I ordered up my enclosure, a Norco DS-24E, and 8 Toshiba 3TB 7200RPM SATA drives. I figured I would start with 8 drives, and expand later on. The enclosure and drives arrived a few days later, and appeared to install without incident. That is, until I realized that all of the drives detected as 2.2TB drives. WTF? Some googling quickly revealed that the LSI SAS1068E chipsets on my SAS controllers did not support 3TB drives! At this point it’s been over a week since the first drive failed, and I’m on borrowed time with this array. After a few hours of research, I order a LSI SAS2008 PCI-E SAS HBA. It’s not the best, or newest, but it is known to work in the very unique configuration I am running (ESXi hardware passthrough to a Solaris VM, to share the array back to ESXi via NFS). I also ordered 8 more 3TB drives, because I realized that because of my only putting 8 drives in a vdev now, I will have much less usable space and still needed more room to temporarily store my data. This is getting quite expensive!

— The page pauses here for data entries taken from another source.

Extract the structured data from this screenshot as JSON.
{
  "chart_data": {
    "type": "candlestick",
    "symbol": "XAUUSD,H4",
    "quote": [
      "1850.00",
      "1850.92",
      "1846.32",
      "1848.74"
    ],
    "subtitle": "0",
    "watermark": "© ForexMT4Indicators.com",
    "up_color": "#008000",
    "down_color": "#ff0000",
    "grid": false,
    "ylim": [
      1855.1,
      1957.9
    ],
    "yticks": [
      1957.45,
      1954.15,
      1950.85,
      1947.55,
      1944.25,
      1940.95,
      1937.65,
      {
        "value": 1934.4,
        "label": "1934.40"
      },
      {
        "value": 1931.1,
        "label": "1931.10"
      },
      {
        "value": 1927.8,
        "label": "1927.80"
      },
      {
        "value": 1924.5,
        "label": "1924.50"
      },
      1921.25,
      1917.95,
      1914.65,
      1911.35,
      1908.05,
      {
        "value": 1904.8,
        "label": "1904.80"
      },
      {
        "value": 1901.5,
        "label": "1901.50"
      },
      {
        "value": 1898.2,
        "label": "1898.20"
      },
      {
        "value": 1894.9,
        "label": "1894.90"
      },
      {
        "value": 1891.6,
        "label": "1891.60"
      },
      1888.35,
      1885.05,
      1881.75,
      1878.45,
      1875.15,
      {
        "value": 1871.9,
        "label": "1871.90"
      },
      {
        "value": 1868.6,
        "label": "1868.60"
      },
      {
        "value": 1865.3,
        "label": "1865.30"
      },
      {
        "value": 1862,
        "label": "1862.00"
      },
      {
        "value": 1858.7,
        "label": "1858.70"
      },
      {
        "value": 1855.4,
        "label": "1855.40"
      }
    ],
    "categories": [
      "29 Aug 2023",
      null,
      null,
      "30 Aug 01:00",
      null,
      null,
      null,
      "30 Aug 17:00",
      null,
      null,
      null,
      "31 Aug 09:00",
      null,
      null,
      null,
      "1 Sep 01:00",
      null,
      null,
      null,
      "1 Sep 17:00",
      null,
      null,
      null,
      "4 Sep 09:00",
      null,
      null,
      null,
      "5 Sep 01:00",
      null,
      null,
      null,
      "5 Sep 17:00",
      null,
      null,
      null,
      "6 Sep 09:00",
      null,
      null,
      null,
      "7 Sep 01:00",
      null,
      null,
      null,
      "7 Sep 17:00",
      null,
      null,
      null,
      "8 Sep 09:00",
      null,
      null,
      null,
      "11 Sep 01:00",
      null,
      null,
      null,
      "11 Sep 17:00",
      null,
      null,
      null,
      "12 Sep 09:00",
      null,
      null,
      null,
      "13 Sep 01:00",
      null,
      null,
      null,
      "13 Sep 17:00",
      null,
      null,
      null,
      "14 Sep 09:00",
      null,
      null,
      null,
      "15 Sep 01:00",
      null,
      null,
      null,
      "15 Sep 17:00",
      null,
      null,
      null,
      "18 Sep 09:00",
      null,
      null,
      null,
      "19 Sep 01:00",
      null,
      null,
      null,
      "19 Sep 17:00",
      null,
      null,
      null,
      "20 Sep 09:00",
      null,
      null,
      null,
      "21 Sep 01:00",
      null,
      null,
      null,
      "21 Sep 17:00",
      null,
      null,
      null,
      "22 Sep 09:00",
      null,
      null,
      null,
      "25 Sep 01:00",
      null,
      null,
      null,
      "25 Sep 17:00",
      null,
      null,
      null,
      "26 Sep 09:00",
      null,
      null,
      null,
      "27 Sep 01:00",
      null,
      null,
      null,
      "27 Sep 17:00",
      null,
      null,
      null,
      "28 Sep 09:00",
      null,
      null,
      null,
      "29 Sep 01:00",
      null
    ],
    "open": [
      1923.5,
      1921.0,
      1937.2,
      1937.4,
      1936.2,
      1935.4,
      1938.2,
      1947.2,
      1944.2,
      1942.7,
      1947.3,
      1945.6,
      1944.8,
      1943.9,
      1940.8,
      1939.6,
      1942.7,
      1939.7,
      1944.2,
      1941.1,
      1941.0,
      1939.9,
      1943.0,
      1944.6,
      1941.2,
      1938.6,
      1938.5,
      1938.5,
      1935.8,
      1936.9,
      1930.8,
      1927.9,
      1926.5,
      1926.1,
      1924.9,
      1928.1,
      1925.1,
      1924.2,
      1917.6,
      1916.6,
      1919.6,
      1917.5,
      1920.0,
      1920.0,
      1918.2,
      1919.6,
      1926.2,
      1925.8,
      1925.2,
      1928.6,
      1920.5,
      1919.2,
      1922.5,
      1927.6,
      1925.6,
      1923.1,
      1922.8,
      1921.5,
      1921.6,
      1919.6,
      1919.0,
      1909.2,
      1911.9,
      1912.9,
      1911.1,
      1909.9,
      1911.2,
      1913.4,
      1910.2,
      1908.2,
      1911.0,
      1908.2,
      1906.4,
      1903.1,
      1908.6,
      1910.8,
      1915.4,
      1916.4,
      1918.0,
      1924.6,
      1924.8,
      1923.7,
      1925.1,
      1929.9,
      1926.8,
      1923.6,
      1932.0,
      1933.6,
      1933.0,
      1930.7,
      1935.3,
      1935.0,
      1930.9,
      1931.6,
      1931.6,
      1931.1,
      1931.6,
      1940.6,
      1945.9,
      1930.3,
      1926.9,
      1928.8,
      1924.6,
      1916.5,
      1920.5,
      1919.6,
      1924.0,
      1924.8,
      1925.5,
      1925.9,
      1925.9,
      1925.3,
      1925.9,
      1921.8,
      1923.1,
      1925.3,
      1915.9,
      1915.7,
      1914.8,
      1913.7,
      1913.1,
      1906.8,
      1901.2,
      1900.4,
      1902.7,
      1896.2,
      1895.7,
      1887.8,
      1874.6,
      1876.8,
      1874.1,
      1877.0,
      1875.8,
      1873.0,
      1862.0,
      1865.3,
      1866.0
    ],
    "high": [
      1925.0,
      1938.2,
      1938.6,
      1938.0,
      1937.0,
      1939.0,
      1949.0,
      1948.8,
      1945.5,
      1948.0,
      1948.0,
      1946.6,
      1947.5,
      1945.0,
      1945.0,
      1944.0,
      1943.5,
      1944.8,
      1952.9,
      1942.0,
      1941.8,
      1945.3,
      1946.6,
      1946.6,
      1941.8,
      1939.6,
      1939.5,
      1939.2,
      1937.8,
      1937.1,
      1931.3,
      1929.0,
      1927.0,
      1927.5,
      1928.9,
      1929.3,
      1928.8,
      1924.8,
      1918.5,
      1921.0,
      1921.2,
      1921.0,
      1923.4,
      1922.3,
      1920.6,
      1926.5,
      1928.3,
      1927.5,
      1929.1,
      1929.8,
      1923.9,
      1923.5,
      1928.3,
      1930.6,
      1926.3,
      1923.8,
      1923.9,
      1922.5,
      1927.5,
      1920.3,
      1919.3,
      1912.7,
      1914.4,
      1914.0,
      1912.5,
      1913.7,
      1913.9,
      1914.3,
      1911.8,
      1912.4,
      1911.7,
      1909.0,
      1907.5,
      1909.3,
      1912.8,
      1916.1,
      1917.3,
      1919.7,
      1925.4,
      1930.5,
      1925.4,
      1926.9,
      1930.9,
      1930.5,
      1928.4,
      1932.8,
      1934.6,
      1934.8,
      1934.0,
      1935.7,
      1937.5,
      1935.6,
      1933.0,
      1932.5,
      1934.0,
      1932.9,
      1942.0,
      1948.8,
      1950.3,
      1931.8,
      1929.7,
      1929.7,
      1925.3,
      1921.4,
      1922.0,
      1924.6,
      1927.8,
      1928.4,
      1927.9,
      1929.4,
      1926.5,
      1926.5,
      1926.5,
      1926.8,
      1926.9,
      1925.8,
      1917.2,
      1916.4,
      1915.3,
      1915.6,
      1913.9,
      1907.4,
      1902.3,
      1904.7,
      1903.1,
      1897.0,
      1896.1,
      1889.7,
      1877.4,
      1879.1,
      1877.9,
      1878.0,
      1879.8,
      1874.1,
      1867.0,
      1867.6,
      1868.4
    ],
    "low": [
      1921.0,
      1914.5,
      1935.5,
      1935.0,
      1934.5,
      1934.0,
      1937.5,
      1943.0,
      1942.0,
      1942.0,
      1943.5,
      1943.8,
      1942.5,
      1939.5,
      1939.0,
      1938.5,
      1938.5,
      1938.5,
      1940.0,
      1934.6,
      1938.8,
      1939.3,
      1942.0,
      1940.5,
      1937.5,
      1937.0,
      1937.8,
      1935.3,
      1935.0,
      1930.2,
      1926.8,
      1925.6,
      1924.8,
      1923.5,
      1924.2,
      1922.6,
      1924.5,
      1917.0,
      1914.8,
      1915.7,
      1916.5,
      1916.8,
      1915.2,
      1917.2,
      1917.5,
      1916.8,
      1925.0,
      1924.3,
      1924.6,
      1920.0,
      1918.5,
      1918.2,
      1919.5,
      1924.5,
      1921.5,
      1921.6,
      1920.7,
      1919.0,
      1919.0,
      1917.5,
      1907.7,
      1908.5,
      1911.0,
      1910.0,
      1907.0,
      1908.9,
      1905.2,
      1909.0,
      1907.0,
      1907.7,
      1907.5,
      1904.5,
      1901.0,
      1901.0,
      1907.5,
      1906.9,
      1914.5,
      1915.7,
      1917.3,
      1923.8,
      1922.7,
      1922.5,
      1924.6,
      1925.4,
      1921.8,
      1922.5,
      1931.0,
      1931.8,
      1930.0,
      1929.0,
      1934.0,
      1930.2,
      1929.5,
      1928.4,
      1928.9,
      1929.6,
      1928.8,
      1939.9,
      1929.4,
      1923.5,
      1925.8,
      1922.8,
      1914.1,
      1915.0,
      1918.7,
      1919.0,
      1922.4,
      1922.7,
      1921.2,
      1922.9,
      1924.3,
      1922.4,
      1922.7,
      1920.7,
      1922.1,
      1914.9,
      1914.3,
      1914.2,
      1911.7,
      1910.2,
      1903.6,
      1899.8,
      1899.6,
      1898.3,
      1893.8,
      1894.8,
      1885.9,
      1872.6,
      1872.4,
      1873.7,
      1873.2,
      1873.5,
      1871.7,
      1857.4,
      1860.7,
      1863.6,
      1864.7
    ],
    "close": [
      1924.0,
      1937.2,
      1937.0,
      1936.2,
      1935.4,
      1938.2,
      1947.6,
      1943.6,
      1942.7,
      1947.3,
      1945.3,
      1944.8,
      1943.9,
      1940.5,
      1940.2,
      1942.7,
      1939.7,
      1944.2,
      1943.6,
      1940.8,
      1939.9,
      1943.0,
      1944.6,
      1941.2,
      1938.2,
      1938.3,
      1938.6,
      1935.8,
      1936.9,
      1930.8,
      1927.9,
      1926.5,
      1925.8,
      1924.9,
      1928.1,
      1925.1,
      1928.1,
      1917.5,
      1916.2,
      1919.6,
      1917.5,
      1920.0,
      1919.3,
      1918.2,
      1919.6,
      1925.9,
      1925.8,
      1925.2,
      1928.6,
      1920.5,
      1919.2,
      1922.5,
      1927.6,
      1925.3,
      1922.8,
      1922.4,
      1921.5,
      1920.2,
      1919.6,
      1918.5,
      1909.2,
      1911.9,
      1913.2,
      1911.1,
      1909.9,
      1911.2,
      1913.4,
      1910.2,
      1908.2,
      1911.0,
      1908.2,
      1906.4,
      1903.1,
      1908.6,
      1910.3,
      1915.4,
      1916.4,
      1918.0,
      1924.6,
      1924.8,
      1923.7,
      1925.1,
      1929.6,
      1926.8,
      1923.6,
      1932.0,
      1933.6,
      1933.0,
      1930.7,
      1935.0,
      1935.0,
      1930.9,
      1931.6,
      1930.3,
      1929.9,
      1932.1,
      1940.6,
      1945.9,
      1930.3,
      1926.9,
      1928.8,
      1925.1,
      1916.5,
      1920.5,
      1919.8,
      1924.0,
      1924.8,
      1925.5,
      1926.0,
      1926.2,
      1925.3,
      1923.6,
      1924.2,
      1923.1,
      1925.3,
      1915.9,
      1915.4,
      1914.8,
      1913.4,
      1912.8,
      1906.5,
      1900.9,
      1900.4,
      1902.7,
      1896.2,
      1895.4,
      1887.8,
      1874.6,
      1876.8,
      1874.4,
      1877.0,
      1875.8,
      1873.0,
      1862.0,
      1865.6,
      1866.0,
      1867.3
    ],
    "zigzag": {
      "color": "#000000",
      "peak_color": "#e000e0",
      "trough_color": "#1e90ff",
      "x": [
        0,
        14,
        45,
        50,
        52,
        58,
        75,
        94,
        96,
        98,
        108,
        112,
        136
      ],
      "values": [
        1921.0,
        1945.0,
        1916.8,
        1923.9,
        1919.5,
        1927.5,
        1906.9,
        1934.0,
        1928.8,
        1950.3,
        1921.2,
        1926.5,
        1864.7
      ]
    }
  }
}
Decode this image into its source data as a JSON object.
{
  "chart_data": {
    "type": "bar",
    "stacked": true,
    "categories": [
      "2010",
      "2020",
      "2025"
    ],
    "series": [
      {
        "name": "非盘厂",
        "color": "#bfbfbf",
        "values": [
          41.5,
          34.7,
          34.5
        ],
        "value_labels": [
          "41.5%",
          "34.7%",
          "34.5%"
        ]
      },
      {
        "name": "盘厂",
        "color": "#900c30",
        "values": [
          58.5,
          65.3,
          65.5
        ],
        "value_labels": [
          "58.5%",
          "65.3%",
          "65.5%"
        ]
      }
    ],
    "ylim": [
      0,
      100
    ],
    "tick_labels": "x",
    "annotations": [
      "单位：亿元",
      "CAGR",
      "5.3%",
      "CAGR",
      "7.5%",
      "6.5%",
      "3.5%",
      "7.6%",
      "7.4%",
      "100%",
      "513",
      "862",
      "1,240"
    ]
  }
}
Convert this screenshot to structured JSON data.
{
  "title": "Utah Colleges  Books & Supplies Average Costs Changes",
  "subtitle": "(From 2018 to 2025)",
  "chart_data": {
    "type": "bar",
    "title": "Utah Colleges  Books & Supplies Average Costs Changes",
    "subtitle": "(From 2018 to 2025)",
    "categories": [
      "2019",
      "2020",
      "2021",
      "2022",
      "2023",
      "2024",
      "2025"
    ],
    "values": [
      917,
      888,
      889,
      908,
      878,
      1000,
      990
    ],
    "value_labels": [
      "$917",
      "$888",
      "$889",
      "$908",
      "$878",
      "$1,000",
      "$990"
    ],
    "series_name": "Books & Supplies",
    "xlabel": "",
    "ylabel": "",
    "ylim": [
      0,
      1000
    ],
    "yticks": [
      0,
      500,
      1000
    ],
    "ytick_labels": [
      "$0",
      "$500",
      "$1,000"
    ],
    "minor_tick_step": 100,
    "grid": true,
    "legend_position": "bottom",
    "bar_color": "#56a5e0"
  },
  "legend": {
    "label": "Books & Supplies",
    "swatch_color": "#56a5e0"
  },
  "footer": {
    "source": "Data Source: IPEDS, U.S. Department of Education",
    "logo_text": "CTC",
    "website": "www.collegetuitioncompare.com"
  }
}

The new controller and drives show up 2 days later, and I begin surgery. It goes surprisingly well. ZFS is fantastically resilient and scalable. After an export/import, the pool detected perfectly on the new controller, even though all of the drive IDs had changed. I was super relieved at this point. I then added the other 8 drives to the enclosure, and built the new pool as 2 8 drive RaidZ2 vdevs. The pool created without incident. I enabled compression, nfs and smb on the pool, and immediately began copying my data to it. It’s now been a little over 24 hours, and 20T worth of the data has been copied to it. I intend to get a current copy of everything on the failing array, and scrap it completely. I will then rebuild it with 3 8 drive RaidZ2 vdevs, just like the new array, and forgo the hot spare. I’ll lose a significant amount of storage (6TB), but this whole event will be much less likely to occur again. Any future resilvering will be limited to 8 drives, instead of 24. Also, my IOPS will be greatly improved, because ZFS stripes across multiple vdevs.